Когда в школе по вечерам происходило шитье, мальчики тоже принимали в нем деятельное участие. Вот как описывает это участие учительница:
«Мальчикам тоже хотелось работать, и они вооружились иглами и стали подшивать портянки теплые. После уроков усядутся бывало на партах и шьют или служат на посылках: бегут за нитками подают иголки, готовят нитки».
«Подойдет вечер и весело им при огне работать и необычайно. Они любили петь при этом:
«Будем биться, о братья, до гроба!»...
В Петрограде при какой-то гимназии родительский кружок устраивал продажу детских работ в пользу солдатских сирот, и вот два раза ученики С-овской школы посылали туда свои работы и рисунки.
«Мне особенно нравилось, что они с таким увлечением работают и хотят работать. А главное - им было интересно, и было у них сознание, что они полезны.
«Как-то раз в середине урока один мальчик вдруг задал мне вопрос совсем неожиданно:
«А ты скажи, пожалуйста, почему германские мальчики на войне, а русские должны в школе, сидеть?» И этот вопрос обсуждали они горячо. Потом уж таких вопросов больше не подымали: были удовлетворены работой, сознанием, что и они не в стороне стоят от великих событий».
Сознание нужности и полезности своего участия - это не единственная черта, отличавшая настроения детей. По всему видно, что они вполне ясно и определенно сознавали всю важность и серьезность переживаемого момента и даже его историческое значение.
Вот яркий эпизод для иллюстрации этого положения:
День Св. Георгия в ноябре дети задумали отпраздновать в честь солдат, но так,. «чтобы была не похоже на обыкновенные наши праздники». Решено было (при каком участии учеников и в какой степени здесь проявилась их свободная инициатива - пока трудно установить) устроить всенощную в школе. Это было ново, так как до этого «никогда не происходило богослужения в школе». «Приехал батюшка, собралось много народу, и поздно вечером начали служить. В школе запахло ладаном, загорались свечки и раздались моления о христолюбивом воинстве. Батюшка служил торжественно, молились усердно, и все были довольны, в особенности дети, так что стали просить еще раз устроить». И вот на следующий день дети в школе говорят между собою: «А что же и через 50 лет мы будем рассказывать про войну и будем говорить, что мы во время войны целые дни работали, а молились по целым ночам».

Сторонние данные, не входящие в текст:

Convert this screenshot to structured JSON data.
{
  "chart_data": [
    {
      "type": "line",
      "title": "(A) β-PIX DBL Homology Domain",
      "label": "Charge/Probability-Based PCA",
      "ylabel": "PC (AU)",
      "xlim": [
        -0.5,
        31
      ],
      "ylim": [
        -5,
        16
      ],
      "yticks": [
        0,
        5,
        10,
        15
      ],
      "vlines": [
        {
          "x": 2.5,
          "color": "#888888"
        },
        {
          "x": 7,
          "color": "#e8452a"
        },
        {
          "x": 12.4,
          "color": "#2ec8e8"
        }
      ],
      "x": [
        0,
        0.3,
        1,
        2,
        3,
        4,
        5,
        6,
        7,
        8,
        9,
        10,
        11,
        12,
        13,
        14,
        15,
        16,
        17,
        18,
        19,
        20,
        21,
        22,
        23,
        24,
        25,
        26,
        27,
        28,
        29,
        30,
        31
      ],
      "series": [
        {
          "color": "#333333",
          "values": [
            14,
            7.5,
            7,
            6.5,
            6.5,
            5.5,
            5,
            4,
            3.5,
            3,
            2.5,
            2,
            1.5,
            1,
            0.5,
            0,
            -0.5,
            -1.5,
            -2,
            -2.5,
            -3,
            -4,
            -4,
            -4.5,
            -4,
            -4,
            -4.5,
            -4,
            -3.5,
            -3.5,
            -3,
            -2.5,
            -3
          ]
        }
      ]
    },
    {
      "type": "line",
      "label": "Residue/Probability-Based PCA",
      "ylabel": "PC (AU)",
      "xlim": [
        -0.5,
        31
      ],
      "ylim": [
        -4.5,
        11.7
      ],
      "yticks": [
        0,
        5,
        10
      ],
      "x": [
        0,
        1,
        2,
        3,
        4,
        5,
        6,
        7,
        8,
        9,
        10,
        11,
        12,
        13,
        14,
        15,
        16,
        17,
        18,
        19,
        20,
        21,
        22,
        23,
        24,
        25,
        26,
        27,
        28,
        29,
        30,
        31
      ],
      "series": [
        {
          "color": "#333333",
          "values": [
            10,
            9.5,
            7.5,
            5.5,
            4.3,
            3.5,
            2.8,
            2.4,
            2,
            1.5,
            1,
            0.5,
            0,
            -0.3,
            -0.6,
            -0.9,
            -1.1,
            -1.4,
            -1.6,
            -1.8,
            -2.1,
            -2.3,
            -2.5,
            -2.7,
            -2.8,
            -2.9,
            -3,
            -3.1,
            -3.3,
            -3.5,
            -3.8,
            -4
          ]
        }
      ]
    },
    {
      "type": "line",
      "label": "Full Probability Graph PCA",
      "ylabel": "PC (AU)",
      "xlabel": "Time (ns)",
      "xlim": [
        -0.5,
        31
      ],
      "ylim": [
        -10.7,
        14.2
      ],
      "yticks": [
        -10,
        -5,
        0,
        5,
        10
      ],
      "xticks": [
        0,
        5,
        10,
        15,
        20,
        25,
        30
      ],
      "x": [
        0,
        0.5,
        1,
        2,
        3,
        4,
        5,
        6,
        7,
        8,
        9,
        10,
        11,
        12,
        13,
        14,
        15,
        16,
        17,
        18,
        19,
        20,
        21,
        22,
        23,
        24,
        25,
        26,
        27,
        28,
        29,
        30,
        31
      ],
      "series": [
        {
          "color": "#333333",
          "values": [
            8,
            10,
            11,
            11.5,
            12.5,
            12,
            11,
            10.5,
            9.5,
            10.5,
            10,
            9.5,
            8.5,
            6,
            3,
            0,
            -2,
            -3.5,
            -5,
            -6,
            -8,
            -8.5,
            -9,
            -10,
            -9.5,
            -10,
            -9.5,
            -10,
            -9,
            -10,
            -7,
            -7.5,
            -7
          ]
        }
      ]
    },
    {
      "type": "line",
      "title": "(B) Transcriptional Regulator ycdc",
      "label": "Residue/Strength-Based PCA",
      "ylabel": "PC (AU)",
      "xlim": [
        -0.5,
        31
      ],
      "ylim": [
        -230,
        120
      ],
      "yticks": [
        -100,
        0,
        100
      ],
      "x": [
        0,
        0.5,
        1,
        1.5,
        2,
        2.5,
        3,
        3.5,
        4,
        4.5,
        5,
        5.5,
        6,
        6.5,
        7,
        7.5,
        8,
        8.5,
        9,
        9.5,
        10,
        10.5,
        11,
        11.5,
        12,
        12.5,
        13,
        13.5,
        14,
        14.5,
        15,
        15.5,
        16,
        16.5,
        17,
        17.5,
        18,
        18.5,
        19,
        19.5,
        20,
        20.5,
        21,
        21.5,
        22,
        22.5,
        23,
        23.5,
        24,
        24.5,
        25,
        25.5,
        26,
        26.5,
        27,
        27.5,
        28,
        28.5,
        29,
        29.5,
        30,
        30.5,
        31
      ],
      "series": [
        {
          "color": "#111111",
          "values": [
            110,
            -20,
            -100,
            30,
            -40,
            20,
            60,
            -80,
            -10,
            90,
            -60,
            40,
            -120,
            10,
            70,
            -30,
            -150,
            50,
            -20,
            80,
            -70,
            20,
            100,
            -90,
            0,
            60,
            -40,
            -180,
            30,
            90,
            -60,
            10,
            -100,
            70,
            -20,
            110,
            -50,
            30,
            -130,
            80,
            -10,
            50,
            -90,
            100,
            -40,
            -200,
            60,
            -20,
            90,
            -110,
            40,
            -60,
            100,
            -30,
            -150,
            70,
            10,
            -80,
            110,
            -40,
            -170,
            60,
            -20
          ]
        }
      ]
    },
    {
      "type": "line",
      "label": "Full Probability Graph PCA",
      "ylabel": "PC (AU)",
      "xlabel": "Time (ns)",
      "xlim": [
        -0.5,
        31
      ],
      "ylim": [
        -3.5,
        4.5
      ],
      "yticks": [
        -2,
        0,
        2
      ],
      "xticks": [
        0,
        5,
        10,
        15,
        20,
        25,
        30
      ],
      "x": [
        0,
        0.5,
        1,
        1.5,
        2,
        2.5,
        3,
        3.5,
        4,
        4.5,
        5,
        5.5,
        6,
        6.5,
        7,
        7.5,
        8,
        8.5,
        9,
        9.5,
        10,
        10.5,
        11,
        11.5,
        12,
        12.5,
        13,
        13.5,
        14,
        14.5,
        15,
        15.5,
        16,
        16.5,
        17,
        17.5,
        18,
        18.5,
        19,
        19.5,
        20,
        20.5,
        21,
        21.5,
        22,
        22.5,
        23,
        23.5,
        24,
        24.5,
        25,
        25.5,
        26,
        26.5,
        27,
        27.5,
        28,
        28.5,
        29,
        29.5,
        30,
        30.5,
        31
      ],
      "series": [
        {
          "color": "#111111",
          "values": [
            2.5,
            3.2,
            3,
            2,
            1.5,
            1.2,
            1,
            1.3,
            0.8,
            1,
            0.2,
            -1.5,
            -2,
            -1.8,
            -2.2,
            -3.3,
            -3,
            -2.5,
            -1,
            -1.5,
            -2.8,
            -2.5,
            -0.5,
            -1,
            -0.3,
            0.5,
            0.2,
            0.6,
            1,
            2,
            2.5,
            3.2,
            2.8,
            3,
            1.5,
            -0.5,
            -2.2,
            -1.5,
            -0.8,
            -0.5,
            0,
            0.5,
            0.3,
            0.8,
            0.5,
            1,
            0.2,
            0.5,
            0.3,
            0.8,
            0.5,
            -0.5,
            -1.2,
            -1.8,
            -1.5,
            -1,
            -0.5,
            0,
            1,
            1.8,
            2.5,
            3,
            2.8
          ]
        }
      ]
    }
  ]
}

В начале войны дети играли «в войну»; в этой игре отражались впечатления детей, отражалось все, происходившее тогда на войне и дошедшее до них путем чтения газет и писем: бои, атаки, разведки, пленные и т. д., и т. д. С течением времени этот резко-воинственный характер игр несколько изменился, и они стали приближаться к обыкновенным играм. Однако, эта перемена произошла не без влияния учительницы. Вот что она рассказывает по этому поводу:
«Игры «в войну» были ненавистны мне, и скрыть своего отвращения к ним я не могла, да и не хотела. Запрещать же игру мне не хотелось. Но однажды я не вытерпела и сказала им, что воина - не игра».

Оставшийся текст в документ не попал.